I texted my midwife dramatic updates.

8:57 PM: Yes, these are the REAL deal. I get that now. 

9:03 PM: BLOODY SHOW! 

10:30 PM: I might need an epidural

By midnight, I wasn’t texting any more. I was in the shower, letting the hot water drain over my belly, which was the only position that brought any comfort. By 1:00 a.m., it was “time.” In home birth parlance, that only means more waiting.

This is where my birth experience really started to diverge. Not having to go anywhere was a good thing but at the same time, it felt wrong. I like to be in motion. I like to propel myself forward and solve problems. Being at home felt too passive.

“When is she going to be here?” I moaned to my husband as the hot water meant to fill the birthing tub (the one I wasn’t allowed to enter before she arrived) drained over my swollen belly.

By the time the midwives pulled into the driveway, I was deep in transition. They knew I was close and hurried, hooking up the hose to the bathtub, running it to the birthing tub, and filling it quickly. I was in the bedroom. Alone.

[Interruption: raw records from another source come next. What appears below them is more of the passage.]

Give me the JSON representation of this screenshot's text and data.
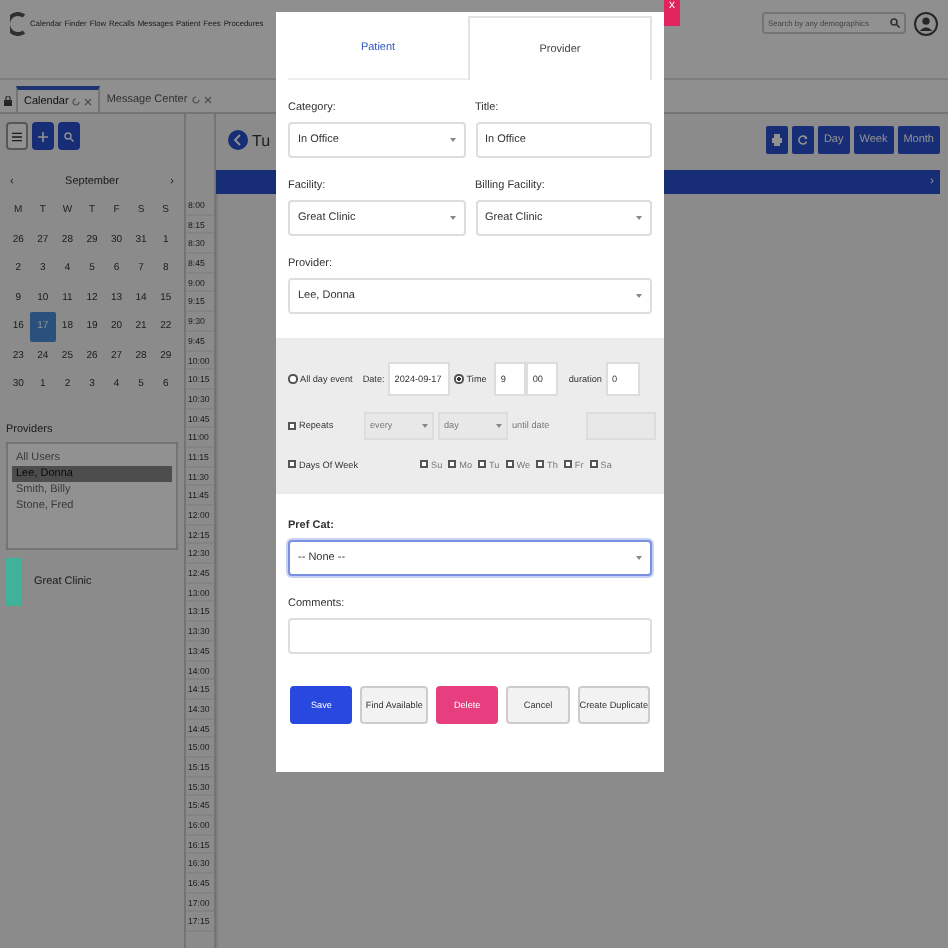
{
  "nav": {
    "menu": [
      "Calendar",
      "Finder",
      "Flow",
      "Recalls",
      "Messages",
      "Patient",
      "Fees",
      "Procedures"
    ],
    "search": {
      "placeholder": "Search by any demographics"
    }
  },
  "tabs": [
    {
      "label": "Calendar",
      "selected": true
    },
    {
      "label": "Message Center",
      "selected": false
    }
  ],
  "mini_calendar": {
    "prev": "‹",
    "month": "September",
    "next": "›",
    "weekdays": [
      "M",
      "T",
      "W",
      "T",
      "F",
      "S",
      "S"
    ],
    "weeks": [
      [
        {
          "day": "26",
          "selected": false
        },
        {
          "day": "27",
          "selected": false
        },
        {
          "day": "28",
          "selected": false
        },
        {
          "day": "29",
          "selected": false
        },
        {
          "day": "30",
          "selected": false
        },
        {
          "day": "31",
          "selected": false
        },
        {
          "day": "1",
          "selected": false
        }
      ],
      [
        {
          "day": "2",
          "selected": false
        },
        {
          "day": "3",
          "selected": false
        },
        {
          "day": "4",
          "selected": false
        },
        {
          "day": "5",
          "selected": false
        },
        {
          "day": "6",
          "selected": false
        },
        {
          "day": "7",
          "selected": false
        },
        {
          "day": "8",
          "selected": false
        }
      ],
      [
        {
          "day": "9",
          "selected": false
        },
        {
          "day": "10",
          "selected": false
        },
        {
          "day": "11",
          "selected": false
        },
        {
          "day": "12",
          "selected": false
        },
        {
          "day": "13",
          "selected": false
        },
        {
          "day": "14",
          "selected": false
        },
        {
          "day": "15",
          "selected": false
        }
      ],
      [
        {
          "day": "16",
          "selected": false
        },
        {
          "day": "17",
          "selected": true
        },
        {
          "day": "18",
          "selected": false
        },
        {
          "day": "19",
          "selected": false
        },
        {
          "day": "20",
          "selected": false
        },
        {
          "day": "21",
          "selected": false
        },
        {
          "day": "22",
          "selected": false
        }
      ],
      [
        {
          "day": "23",
          "selected": false
        },
        {
          "day": "24",
          "selected": false
        },
        {
          "day": "25",
          "selected": false
        },
        {
          "day": "26",
          "selected": false
        },
        {
          "day": "27",
          "selected": false
        },
        {
          "day": "28",
          "selected": false
        },
        {
          "day": "29",
          "selected": false
        }
      ],
      [
        {
          "day": "30",
          "selected": false
        },
        {
          "day": "1",
          "selected": false
        },
        {
          "day": "2",
          "selected": false
        },
        {
          "day": "3",
          "selected": false
        },
        {
          "day": "4",
          "selected": false
        },
        {
          "day": "5",
          "selected": false
        },
        {
          "day": "6",
          "selected": false
        }
      ]
    ]
  },
  "providers": {
    "label": "Providers",
    "items": [
      {
        "name": "All Users",
        "selected": false
      },
      {
        "name": "Lee, Donna",
        "selected": true
      },
      {
        "name": "Smith, Billy",
        "selected": false
      },
      {
        "name": "Stone, Fred",
        "selected": false
      }
    ]
  },
  "facilities": [
    {
      "name": "Great Clinic",
      "color": "#3fb39a"
    }
  ],
  "day_title": "Tu",
  "view_buttons": [
    "Day",
    "Week",
    "Month"
  ],
  "date_bar": {
    "next": "›"
  },
  "times": [
    "8:00",
    "8:15",
    "8:30",
    "8:45",
    "9:00",
    "9:15",
    "9:30",
    "9:45",
    "10:00",
    "10:15",
    "10:30",
    "10:45",
    "11:00",
    "11:15",
    "11:30",
    "11:45",
    "12:00",
    "12:15",
    "12:30",
    "12:45",
    "13:00",
    "13:15",
    "13:30",
    "13:45",
    "14:00",
    "14:15",
    "14:30",
    "14:45",
    "15:00",
    "15:15",
    "15:30",
    "15:45",
    "16:00",
    "16:15",
    "16:30",
    "16:45",
    "17:00",
    "17:15"
  ],
  "dialog": {
    "close": "x",
    "tabs": [
      {
        "label": "Patient",
        "selected": false
      },
      {
        "label": "Provider",
        "selected": true
      }
    ],
    "category": {
      "label": "Category:",
      "value": "In Office"
    },
    "title": {
      "label": "Title:",
      "value": "In Office"
    },
    "facility": {
      "label": "Facility:",
      "value": "Great Clinic"
    },
    "billing_facility": {
      "label": "Billing Facility:",
      "value": "Great Clinic"
    },
    "provider": {
      "label": "Provider:",
      "value": "Lee, Donna"
    },
    "all_day": {
      "label": "All day event",
      "selected": false
    },
    "date": {
      "label": "Date:",
      "value": "2024-09-17"
    },
    "time": {
      "label": "Time",
      "selected": true,
      "hour": "9",
      "minute": "00"
    },
    "duration": {
      "label": "duration",
      "value": "0"
    },
    "repeats": {
      "label": "Repeats",
      "checked": false,
      "every": "every",
      "unit": "day",
      "until_label": "until date"
    },
    "days_of_week": {
      "label": "Days Of Week",
      "checked": false,
      "days": [
        {
          "label": "Su",
          "checked": false
        },
        {
          "label": "Mo",
          "checked": false
        },
        {
          "label": "Tu",
          "checked": false
        },
        {
          "label": "We",
          "checked": false
        },
        {
          "label": "Th",
          "checked": false
        },
        {
          "label": "Fr",
          "checked": false
        },
        {
          "label": "Sa",
          "checked": false
        }
      ]
    },
    "pref_cat": {
      "label": "Pref Cat:",
      "value": "-- None --"
    },
    "comments": {
      "label": "Comments:"
    },
    "buttons": [
      {
        "label": "Save",
        "kind": "primary"
      },
      {
        "label": "Find Available",
        "kind": "default"
      },
      {
        "label": "Delete",
        "kind": "danger"
      },
      {
        "label": "Cancel",
        "kind": "default"
      },
      {
        "label": "Create Duplicate",
        "kind": "default"
      }
    ]
  }
}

“No, no, no, no,” I shouted.

“Yes, yes, yes, yes,” my midwife shouted from the other room. I heard my husband complaining about the cold water filling the tub. He was cursing. Stressed.

“What now?”

“Let’s boil some water,” my midwife suggested. And so he did. Later, he said he felt like it was 1931. There he was, in our 1920’s built Colonial, in the middle of winter, boiling water for a birth. They couldn’t boil it fast enough.

I had sworn my birth wouldn’t happen on our brand new King-size bed, but the urge to push was overwhelming. Goodbye birthing tub. Hello Tempur-Pedic bed. Let’s hope the waterproof sheets hold. My midwives stripped the bed and the next thing I knew, my husband was holding my legs and the baby was coming out.

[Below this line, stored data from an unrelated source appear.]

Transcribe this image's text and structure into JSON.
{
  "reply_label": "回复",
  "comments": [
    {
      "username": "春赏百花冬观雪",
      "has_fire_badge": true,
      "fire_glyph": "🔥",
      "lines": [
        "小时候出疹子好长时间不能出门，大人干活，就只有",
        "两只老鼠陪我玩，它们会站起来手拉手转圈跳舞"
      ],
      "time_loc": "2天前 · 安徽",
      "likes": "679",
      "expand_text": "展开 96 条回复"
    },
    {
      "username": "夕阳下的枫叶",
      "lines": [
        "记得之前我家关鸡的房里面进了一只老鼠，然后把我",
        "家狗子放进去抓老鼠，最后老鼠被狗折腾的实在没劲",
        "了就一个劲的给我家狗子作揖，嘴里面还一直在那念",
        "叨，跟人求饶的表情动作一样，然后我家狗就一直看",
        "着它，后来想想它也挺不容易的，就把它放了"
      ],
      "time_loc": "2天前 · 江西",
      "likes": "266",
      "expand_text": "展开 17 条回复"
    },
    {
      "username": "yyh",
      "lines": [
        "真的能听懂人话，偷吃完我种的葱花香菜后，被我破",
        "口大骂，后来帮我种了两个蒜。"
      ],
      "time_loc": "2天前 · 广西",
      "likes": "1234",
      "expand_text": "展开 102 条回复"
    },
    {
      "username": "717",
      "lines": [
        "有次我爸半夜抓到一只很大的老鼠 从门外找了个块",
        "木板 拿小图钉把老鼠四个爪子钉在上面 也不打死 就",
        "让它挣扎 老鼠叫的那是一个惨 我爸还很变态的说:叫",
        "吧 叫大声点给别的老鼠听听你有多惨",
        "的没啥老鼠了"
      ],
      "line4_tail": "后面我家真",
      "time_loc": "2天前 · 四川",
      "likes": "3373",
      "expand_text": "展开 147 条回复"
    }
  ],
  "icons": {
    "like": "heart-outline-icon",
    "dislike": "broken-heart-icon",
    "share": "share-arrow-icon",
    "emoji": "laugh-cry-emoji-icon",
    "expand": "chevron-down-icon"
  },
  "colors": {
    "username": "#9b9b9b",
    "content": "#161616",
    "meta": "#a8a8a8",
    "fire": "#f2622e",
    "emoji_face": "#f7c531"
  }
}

It hurt. The “ring of fire” burns, even in the comfort of your own home. But my baby was born in a different way.

She emerged into a room full of love and warmth. She was wrapped in a towel, brought to my chest, and allowed to sit there while the cord stopped pulsing. Once she was out, my older kids came in immediately. We all cuddled close, just as the light of morning streamed in through the shades. There were no beeping machines, no time limits. There was no shift change or cadre of new nurses stampeding in to check on me.

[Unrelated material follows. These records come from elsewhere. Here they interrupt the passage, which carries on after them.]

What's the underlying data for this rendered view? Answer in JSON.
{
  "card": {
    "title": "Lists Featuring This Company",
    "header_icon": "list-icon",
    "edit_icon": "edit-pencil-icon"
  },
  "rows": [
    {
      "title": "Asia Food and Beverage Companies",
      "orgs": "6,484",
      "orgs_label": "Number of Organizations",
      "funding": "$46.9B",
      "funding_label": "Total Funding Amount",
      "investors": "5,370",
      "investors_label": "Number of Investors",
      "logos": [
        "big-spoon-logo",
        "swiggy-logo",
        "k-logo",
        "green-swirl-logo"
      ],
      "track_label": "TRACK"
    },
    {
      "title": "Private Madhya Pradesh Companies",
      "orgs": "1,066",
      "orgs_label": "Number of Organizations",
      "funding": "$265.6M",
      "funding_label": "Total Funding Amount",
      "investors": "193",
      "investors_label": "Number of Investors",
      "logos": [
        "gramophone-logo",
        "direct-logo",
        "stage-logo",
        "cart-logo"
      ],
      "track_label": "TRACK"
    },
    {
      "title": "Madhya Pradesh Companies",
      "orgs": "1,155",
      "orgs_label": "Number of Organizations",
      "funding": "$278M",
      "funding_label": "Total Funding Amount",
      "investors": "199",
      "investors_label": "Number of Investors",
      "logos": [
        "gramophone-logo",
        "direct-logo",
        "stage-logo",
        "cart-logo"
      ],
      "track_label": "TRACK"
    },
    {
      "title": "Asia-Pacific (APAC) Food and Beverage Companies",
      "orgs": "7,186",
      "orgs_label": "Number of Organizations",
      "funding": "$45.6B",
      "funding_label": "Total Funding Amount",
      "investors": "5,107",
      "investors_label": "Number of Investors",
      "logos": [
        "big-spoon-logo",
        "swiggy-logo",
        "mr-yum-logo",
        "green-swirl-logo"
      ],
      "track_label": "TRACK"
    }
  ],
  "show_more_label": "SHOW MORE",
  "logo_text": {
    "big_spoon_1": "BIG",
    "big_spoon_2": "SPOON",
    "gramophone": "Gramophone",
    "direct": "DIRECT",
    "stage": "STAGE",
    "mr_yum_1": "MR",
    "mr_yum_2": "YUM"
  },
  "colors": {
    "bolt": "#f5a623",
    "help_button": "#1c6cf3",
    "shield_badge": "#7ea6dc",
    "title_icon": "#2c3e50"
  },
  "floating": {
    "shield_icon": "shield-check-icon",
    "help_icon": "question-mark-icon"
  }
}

This is why people choose home births.

My birth was fine, hemorrhage-and-danger-free. There was no fetal distress. She was perfect. A year later, she still is. I am so grateful to have had so many great options for a healthy birth and also so happy we chose the one we did.

“In the end, the only ‘ideal birth’ is one in which the mother herself feels like she had had one,” says Dodge. Exactly.